Dulcie follows me out of the campground. “You can get mad. It’s okay. It won’t kill you to say it, Cameron.”
“I’m not—” I whip around. “Okay. Fine. Yes. I am mad at you, Dulcie. Satisfied?”
She curls herself up in her wings. “See? You’re still here.”
“I’m serious.”
“I know. It’s making me swoon. Tell me more.”

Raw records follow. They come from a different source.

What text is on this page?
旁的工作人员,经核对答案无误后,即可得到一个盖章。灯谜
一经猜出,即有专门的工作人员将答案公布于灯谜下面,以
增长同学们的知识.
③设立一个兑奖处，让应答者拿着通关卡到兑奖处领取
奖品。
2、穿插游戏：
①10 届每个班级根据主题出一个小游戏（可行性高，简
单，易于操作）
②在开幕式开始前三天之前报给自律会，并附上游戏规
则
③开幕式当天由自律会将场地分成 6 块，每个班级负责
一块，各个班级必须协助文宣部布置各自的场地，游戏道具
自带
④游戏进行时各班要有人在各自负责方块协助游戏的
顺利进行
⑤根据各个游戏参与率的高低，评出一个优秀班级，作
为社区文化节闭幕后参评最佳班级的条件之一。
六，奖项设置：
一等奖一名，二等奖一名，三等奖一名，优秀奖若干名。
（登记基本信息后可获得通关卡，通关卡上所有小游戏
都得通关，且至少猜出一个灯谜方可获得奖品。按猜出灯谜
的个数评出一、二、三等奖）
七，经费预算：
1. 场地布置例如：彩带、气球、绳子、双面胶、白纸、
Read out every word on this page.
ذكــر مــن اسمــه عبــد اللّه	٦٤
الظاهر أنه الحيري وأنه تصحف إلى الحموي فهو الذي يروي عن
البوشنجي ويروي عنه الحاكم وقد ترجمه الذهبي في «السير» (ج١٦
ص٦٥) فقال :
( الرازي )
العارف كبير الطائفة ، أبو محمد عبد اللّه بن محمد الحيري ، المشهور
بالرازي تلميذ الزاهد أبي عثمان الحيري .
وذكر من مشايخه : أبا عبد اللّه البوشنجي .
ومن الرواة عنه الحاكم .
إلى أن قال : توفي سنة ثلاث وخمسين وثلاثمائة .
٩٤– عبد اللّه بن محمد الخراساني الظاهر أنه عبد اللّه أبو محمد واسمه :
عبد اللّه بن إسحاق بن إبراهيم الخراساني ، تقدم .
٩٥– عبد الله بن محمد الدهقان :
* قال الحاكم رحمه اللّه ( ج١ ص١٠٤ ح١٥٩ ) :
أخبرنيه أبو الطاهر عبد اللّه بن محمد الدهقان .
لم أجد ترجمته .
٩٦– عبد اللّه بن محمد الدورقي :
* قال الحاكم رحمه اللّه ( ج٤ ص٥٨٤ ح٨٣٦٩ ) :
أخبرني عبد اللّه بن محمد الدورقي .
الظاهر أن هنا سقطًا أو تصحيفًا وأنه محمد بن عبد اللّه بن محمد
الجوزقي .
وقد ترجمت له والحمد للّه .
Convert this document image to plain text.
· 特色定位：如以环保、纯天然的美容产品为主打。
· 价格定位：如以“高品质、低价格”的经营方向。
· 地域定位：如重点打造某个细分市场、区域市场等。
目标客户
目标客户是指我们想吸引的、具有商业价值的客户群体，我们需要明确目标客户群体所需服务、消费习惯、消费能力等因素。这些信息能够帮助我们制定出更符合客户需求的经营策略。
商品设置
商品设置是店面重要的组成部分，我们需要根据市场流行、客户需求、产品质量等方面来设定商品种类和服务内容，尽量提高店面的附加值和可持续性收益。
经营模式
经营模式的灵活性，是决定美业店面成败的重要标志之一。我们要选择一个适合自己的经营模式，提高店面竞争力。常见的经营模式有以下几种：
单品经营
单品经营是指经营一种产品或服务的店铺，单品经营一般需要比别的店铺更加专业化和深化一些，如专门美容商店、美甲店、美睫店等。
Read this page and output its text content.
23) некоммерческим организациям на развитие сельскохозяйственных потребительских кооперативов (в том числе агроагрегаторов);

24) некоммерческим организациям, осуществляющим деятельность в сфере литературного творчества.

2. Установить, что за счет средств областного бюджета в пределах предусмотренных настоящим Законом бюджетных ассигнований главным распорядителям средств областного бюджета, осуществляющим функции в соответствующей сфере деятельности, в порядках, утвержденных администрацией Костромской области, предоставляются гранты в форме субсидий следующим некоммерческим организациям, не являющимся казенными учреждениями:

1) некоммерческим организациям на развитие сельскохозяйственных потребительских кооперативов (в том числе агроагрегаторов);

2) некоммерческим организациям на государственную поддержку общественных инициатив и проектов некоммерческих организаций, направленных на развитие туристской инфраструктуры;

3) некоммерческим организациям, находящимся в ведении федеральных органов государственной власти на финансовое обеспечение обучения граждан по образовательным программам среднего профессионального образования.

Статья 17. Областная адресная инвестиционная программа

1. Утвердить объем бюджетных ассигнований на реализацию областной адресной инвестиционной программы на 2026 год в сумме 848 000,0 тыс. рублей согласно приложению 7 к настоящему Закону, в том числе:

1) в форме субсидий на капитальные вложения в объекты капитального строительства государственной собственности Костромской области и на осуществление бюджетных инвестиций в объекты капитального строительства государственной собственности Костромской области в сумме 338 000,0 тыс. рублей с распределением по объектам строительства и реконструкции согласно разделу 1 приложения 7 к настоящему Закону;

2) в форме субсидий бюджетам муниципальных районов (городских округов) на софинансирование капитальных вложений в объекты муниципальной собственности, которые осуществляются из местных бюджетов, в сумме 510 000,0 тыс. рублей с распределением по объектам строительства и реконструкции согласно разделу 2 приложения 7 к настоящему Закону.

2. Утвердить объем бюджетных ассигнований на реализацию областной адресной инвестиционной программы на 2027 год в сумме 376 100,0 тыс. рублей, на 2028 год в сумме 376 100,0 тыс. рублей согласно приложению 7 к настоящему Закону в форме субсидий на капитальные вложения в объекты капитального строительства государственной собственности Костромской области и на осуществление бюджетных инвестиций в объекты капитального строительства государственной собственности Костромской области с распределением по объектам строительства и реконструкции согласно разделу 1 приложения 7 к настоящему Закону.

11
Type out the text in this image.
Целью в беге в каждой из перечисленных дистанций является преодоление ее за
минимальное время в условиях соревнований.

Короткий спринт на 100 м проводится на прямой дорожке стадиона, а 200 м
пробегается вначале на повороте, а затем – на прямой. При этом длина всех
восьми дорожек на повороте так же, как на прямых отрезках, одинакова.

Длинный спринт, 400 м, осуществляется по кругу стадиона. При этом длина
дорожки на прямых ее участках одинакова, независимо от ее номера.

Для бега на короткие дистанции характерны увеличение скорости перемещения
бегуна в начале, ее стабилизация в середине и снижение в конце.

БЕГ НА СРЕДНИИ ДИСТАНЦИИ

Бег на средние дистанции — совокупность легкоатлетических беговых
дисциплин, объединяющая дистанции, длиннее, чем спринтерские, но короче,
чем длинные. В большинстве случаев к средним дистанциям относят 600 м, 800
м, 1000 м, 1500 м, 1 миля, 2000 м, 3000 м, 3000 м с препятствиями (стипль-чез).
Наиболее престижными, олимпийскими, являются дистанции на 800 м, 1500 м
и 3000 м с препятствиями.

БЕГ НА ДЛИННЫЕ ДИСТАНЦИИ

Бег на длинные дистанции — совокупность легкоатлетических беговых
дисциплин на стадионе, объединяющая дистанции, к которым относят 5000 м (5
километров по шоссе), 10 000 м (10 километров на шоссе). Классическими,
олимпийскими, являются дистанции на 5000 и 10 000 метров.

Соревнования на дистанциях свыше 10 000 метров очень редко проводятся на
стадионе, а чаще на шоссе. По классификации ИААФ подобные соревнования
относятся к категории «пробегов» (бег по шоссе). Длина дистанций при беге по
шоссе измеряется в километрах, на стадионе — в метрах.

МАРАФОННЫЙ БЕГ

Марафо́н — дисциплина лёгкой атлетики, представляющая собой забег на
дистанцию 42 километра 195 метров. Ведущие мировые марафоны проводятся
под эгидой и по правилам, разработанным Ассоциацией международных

“I’m mad because you came into my life and totally messed with it so I don’t know what’s what anymore.”
“Uh-huh.”
“I’m mad because you told me about those guys and now I have to care. I’m mad because you won’t tell what’s going to happen to me. Because you don’t give guarantees.”
“True, true.” Her wings open up again.
“Jesus. I’m mad because you make me feel like things are possible when they probably aren’t, or maybe they are, I don’t know. I’m mad because …”
“Because?”
“Because you make me give a shit.”
Dulcie gets really quiet. “Yeah. Sorry about that.”
Her feathers smell like rainwater after a drought. She’s so close I could kiss her. If I weren’t so pissed off at her right now, I might try it. I want to fight with her, then kiss her. “And … and that’s why I’m, you know. Mad.”
“Thanks for telling me.”
“You’re … welcome.”
“Cameron,” she says, her face tilted toward mine. “It’s about time.”
“Time for what?” My mouth has gone dry.
“Time. Exactly twenty minutes.”
With a thunderous groan, Left Guy sits up, dazed, and barfs hot dogs everywhere.